Role Play – why do delegates fear it so much?

We used to love role playing!untitled

Delegates universally enter the training room in fear and apprehension that at some point in the day they’ll be forced into a dreaded role play. It’s usually one of the first questions they ask about the day, and can then spend the entire time worrying about the few minutes they’ll be “put on the spot” and be laughed at by their colleagues. Undoubtedly this can then affect their learning and absorption of information because all they do is fret about it.

Yet we used to love role playing. Who hasn’t spent time as a child being a doctor, fireman, Bob the Builder, listened to the dog’s heartbeat with a toy stethoscope as a vet, or changed the toy doll as a mummy or daddy?

We used our imaginations, had conversations in our head (or even out loud) and recreated real life scenarios where we acted out our response, oblivious to who was watching or listening.

So why do we hate it as adults?

Basically we shy away from situations that we fear will make us look stupid/inadequate/awkward, especially in front of our professional colleagues. Unless you are a born actor, we can spend more time worrying about what other people think of us than concentrating on the reason for the role play.

What’s the point then, if so many fear it? How can it be effective?

Jacob Morena, Viennese Psychologist, stated that “people gain more from acting out their problems than talking about them”.

It is true that there are huge positive benefits to not only taking part, but watching how others handle situations and as such, role playing is a cracking learning tool in the training room….BUT it needs to be used correctly to avoid causing more harm than good.

Having a structure is critical – it’s not about the “drama”, but sets a scene that provides the opportunity to re-enforce the right behaviours for dealing with situations and allowing feedback that benefits the learning for individuals and groups as a whole.

What is unhelpful are the “spontaneous” role-plays. We’ve probably all been in a situation where the facilitator has said “can I have a volunteer” and launches into a scenario with no preparation, causing anxiety from the unfortunate who has been landed with the role, and amusement/relief from those who haven’t been picked on! This is no way to learn effectively.

Script Analysis

For those who feel that role playing is an anathema and a block in the training room, another option is script analysis. This is where an interaction is written down – say between a manager and an underperforming member of staff – and the group reads through the responses. After each section, the group of learners evaluates the response given and then suggests alternatives that might be better or equally effective.
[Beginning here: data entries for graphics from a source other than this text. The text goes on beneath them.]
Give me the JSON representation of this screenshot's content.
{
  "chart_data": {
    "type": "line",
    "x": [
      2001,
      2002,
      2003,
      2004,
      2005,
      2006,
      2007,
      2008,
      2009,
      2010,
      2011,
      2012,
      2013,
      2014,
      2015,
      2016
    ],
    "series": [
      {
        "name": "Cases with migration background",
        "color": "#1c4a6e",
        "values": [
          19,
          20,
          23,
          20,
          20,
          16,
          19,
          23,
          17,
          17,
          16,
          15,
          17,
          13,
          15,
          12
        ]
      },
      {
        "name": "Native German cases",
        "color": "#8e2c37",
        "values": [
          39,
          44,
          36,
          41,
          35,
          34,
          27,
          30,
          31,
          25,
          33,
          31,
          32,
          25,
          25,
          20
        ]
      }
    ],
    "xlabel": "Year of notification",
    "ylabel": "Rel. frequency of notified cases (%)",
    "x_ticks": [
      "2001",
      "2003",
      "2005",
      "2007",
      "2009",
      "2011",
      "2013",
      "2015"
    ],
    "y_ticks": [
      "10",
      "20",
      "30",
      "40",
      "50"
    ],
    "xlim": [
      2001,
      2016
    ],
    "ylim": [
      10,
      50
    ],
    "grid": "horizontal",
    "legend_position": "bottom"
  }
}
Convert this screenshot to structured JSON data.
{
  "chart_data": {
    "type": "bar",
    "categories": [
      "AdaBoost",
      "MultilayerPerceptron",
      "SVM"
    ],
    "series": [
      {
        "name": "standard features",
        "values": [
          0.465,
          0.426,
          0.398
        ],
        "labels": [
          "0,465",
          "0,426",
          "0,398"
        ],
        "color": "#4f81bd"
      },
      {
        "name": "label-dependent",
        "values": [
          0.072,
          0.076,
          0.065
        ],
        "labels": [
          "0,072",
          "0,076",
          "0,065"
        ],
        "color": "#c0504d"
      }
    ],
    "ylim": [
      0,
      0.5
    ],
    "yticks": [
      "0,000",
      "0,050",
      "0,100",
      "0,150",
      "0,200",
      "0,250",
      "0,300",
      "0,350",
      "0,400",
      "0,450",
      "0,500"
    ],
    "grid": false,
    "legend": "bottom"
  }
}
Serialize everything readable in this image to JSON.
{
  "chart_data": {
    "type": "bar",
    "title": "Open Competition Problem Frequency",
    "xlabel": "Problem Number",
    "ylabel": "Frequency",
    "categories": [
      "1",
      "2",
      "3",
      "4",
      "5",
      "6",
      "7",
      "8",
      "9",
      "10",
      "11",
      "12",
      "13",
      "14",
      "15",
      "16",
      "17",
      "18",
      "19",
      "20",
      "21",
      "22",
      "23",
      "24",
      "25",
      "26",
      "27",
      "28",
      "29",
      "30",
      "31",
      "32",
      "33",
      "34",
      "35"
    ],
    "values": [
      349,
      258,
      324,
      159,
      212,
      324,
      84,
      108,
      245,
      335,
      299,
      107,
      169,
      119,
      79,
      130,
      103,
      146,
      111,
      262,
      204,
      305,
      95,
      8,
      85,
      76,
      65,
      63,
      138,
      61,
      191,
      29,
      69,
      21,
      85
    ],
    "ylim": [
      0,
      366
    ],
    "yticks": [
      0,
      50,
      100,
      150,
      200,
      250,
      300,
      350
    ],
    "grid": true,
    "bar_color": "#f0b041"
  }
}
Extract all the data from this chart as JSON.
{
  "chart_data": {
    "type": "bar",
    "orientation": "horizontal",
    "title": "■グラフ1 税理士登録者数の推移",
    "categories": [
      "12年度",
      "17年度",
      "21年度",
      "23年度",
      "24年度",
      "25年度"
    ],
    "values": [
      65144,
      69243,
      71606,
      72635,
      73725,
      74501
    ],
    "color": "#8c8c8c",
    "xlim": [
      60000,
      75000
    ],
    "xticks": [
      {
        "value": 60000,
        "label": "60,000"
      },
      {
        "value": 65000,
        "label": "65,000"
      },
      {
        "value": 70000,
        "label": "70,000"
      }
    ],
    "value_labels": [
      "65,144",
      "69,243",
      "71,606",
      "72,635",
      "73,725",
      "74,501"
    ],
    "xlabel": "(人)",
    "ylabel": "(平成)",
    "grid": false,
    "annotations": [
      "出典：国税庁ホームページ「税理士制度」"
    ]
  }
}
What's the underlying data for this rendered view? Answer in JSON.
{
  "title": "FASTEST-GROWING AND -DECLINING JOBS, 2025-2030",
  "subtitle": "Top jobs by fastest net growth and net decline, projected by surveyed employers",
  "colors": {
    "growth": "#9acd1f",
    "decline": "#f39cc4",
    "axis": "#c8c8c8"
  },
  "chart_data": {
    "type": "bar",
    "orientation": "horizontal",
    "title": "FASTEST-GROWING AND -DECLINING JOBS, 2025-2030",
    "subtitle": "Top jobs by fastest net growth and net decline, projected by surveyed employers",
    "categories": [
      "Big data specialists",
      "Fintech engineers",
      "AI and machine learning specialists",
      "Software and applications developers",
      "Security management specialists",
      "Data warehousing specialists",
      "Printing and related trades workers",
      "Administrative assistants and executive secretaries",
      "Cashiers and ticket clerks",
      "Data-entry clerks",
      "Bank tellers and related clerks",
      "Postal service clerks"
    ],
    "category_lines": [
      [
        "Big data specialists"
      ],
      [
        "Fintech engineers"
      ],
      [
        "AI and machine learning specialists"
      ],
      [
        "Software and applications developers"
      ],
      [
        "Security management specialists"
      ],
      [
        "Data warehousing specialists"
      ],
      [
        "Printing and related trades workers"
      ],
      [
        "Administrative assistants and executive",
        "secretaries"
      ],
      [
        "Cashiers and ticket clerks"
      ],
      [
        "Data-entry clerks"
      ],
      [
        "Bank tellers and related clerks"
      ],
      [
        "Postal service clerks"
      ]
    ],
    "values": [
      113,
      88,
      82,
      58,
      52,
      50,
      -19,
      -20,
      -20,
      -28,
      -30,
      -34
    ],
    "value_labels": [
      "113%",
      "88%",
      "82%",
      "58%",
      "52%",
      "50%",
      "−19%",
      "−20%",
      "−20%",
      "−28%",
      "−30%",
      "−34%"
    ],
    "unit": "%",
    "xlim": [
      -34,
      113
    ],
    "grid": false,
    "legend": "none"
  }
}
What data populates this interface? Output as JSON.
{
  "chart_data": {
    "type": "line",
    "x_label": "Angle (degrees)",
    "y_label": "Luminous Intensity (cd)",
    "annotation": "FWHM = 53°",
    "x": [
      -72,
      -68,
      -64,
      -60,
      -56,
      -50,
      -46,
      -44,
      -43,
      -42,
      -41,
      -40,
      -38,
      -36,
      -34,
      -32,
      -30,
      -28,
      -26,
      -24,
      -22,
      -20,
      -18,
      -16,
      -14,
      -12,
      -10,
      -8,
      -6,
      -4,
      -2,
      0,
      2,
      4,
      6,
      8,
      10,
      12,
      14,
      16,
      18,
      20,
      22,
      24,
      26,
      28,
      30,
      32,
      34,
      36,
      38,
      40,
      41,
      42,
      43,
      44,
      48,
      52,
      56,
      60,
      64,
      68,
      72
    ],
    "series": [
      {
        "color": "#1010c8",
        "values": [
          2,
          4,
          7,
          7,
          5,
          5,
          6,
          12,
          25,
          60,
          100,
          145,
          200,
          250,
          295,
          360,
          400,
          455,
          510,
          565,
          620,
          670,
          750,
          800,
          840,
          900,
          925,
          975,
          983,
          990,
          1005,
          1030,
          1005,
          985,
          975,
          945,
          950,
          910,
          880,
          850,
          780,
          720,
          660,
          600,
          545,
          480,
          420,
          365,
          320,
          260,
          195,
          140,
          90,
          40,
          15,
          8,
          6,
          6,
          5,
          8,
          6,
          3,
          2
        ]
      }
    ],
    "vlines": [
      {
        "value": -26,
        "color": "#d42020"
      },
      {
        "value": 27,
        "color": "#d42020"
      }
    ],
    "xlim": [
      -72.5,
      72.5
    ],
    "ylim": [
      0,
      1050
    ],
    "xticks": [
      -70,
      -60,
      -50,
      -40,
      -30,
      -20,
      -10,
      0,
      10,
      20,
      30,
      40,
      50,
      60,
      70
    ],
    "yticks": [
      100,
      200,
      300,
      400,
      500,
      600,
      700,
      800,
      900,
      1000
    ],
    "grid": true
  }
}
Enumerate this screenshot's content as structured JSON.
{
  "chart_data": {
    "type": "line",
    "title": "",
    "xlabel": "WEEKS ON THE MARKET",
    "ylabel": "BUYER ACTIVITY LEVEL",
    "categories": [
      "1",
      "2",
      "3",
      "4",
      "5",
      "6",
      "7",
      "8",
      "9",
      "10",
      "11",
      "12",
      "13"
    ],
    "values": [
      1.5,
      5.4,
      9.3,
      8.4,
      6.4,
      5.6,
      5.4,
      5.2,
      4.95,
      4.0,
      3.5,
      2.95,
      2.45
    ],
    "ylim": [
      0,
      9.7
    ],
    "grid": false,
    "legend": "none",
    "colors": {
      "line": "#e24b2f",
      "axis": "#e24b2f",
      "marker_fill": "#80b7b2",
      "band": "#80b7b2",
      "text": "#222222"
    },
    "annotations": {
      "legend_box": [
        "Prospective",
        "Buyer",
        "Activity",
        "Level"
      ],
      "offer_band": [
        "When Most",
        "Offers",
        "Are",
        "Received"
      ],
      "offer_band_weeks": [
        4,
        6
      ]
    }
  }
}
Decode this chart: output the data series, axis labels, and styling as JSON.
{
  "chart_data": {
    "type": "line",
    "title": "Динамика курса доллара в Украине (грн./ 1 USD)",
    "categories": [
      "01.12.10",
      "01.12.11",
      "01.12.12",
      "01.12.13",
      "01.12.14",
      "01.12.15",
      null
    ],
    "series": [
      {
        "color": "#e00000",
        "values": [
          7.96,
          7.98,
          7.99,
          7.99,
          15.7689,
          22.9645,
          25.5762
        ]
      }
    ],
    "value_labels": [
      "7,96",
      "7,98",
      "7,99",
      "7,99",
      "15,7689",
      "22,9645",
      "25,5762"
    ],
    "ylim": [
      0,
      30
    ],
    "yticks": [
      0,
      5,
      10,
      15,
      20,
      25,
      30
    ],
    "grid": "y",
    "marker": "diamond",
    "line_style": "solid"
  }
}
It has the benefit of structure, discussing how you may react to a situation or scenario and has reflective thinking time for offering alternatives.

This does need to be well prepared by your training provider, but removes the stigma of “acting” from the group which can be beneficial if there are real concerns about how the delegates will react to the pressure of role play.

Top tips for preparing and undertaking role plays

  1. It is important for the delegates to have the tools to know how they should behave before they are launched into a role play situation. Essentially don’t put them into a difficult situation without first having given them the opportunity to understand what they need to do, and how to react to a scenario. If they are left floundering, trying to find an answer under pressure, they’ll give up and fear both the real life situation when it arises and feel a failure for the rest of the day.
  2. Use professionals! Great corporate actors are skilled in their craft. They flex and adapt the situations; they don’t over-dramatise, as colleagues can sometimes do; they understand the outcome is to provide support and practical guidance for the delegates on future behaviours and are an aid to the learning, not an impedement.
  3. Planning….don’t wing it! Real life scenarios take time to plan and execute accurately and by just making up a situation and making it as hard as possible for the learners isn’t productive or helpful. Your training provider should work with you closely on the types of situations faced by your staff so they can accurately portray this in the role play scenario.
  4. Time out – allowing time out to be called when a delegate is feeling under pressure and flustered is essential. The whole point of doing role play in a safe space is that it isn’t real life! You have the opportunity to stop, reflect, gather thoughts and start again. I know from experience how critical this can be when training to be a bereavement counsellor. No one is expecting you to be perfect first time….that’s the reason for having the role play in the first place!
  5. Learning by watching is especially helpful for interpersonal skills development and many will say that they learn more by seeing what someone else does. A delegate who has had the training and tools to know how to respond, will value the opportunity to practise their reactions and responses, being confident in their approach.

Will you ever get a delegate in a training room that says “yay, role play, great I can’t wait”….maybe not. Managing expectations and fears around those expectations will help and form part of the preparatory precourse work.

We can say that without doubt, whilst many may not claim to enjoy the experience at the time, they all categorically rate role play as one of the most effective and informative elements to a training session and how it has benefitted them in preparing for those real life scenarios. Done well, with planning, structure and ensuring everyone is supportive of one another, it is such a strong element to any training environment.